The museum experience at the Indiana History Center is so unique that I have to say, the kids and I have never seen anything like it. Let me think how I can best describe this to you. The centerpiece of the whole experience is the “You Are There” exhibits. There are three period scenes—a grocery store during WWII, an auto garage in the early 1920’s, and an embroidery and violin repair shop during the late 1800’s. At first you see an authentic original black and white photograph on the wall. Then you see that same photo transposed onto a curtain of mist. You walk through the mist and enter the scene of the picture in full color with live actors. It’s as if you went back in time through the original photo into the real live scene! You interact with the actors who speak and act exactly how they would in the time and place of the original photo, shopping for groceries and getting your ration card stamped, making a deal on the model T in the garage, or testing out a violin.
The kids and I absolutely loved immersing ourselves in the experience realizing once again that history did not happen in black and white photos but live and in color. In the general store during WWII we learned about rationing and about what it was like for an African American living in one of the few integrated towns in the midwest.
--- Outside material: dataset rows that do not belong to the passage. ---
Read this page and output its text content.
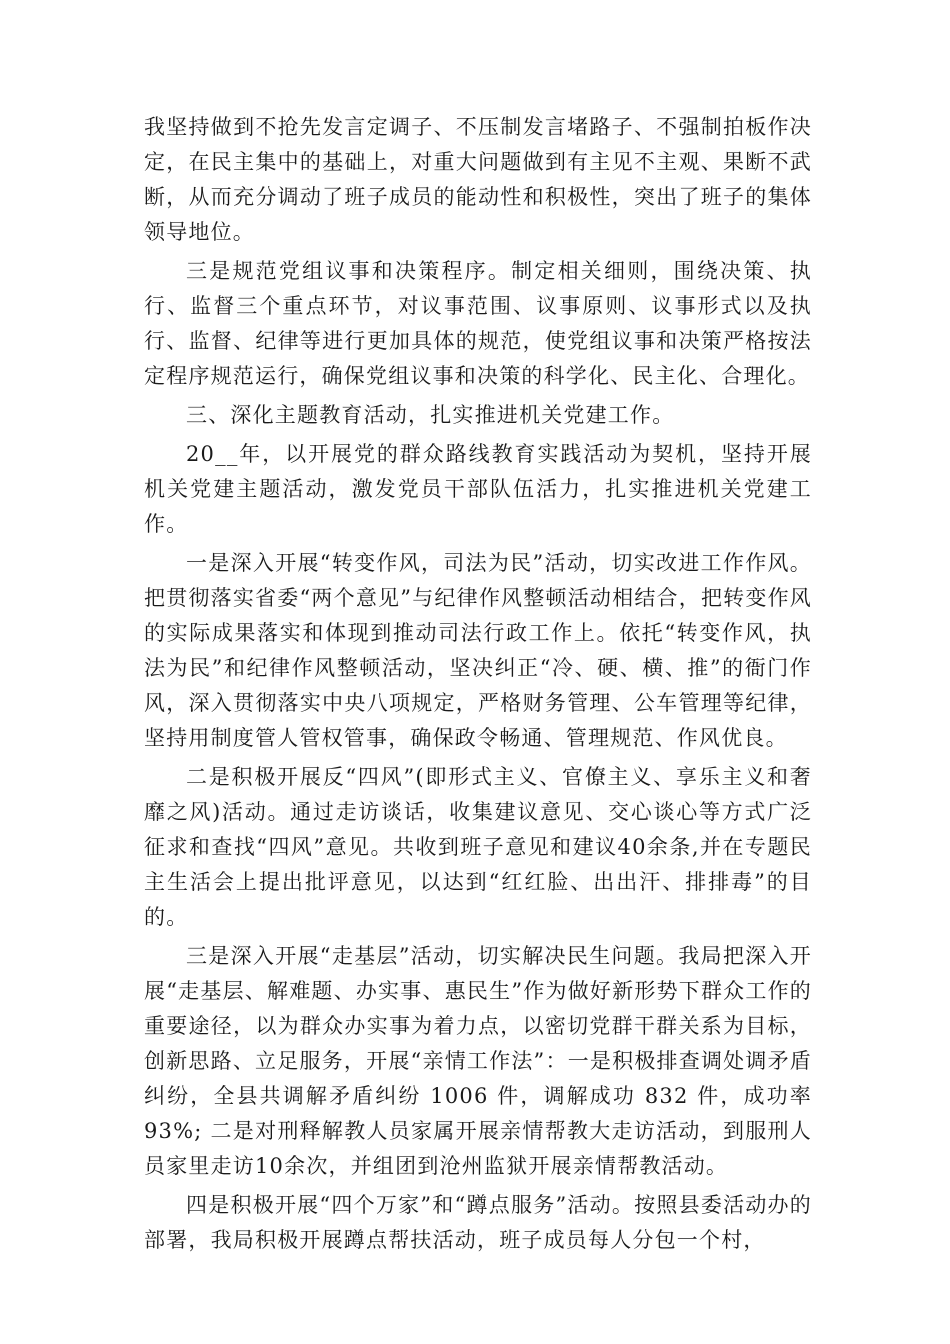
我坚持做到不抢先发言定调子、不压制发言堵路子、不强制拍板作决定，在民主集中的基础上，对重大问题做到有主见不主观、果断不武断，从而充分调动了班子成员的能动性和积极性，突出了班子的集体领导地位。

三是规范党组议事和决策程序。制定相关细则，围绕决策、执行、监督三个重点环节，对议事范围、议事原则、议事形式以及执行、监督、纪律等进行更加具体的规范，使党组议事和决策严格按法定程序规范运行，确保党组议事和决策的科学化、民主化、合理化。

三、深化主题教育活动，扎实推进机关党建工作。

20__年，以开展党的群众路线教育实践活动为契机，坚持开展机关党建主题活动，激发党员干部队伍活力，扎实推进机关党建工作。

一是深入开展“转变作风，司法为民”活动，切实改进工作作风。把贯彻落实省委“两个意见”与纪律作风整顿活动相结合，把转变作风的实际成果落实和体现到推动司法行政工作上。依托“转变作风，执法为民”和纪律作风整顿活动，坚决纠正“冷、硬、横、推”的衙门作风，深入贯彻落实中央八项规定，严格财务管理、公车管理等纪律，坚持用制度管人管权管事，确保政令畅通、管理规范、作风优良。

二是积极开展反“四风”(即形式主义、官僚主义、享乐主义和奢靡之风)活动。通过走访谈话，收集建议意见、交心谈心等方式广泛征求和查找“四风”意见。共收到班子意见和建议40余条,并在专题民主生活会上提出批评意见，以达到“红红脸、出出汗、排排毒”的目的。

三是深入开展“走基层”活动，切实解决民生问题。我局把深入开展“走基层、解难题、办实事、惠民生”作为做好新形势下群众工作的重要途径，以为群众办实事为着力点，以密切党群干群关系为目标，创新思路、立足服务，开展“亲情工作法”：一是积极排查调处调矛盾纠纷，全县共调解矛盾纠纷 1006 件，调解成功 832 件，成功率 93%; 二是对刑释解教人员家属开展亲情帮教大走访活动，到服刑人员家里走访10余次，并组团到沧州监狱开展亲情帮教活动。

四是积极开展“四个万家”和“蹲点服务”活动。按照县委活动办的部署，我局积极开展蹲点帮扶活动，班子成员每人分包一个村，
It was so great learning by being in the here and now, rearranging our thoughts about the past into the present so that we could interact with the characters in the scene.
Going into the 1914 garage was fantastic pretending we were interested in purchasing a used Model T which was for sale for about $250. We all got to get behind the wheel and get an up close look at the motor. What struck me most was that the concepts of purchasing a car were the same, but the prices, models were totally different. On many levels we could relate, and in many ways we were surprised...$300 for a new car was a real shocker.
The violin shop was fun too, and the boys especially loved trying their hand at playing one of the instruments. They played right along saying they'd had lessons and were shopping for a new one. Lilia and Abigail in the meantime chatted up the shop owners wife who was embroidering a gorgeous piece showing the girls how to do the stitches.
I loved that the kids were truly engaged, asking lots of questions and participating as much as possible. I think Indiana History Center's concept is something that more museums should take note of and emulate. There is something about experiential learning that is truly magical. You are engaging all your senses at once being transported into a scene making for a unique and very memorable experience.
*Update: There is a new You Are There exhibit, “1939: Healing Bodies Changing Minds,” that looks equally amazing—check it out! A wonderfully interactive experience and an absolute DO NOT MISS!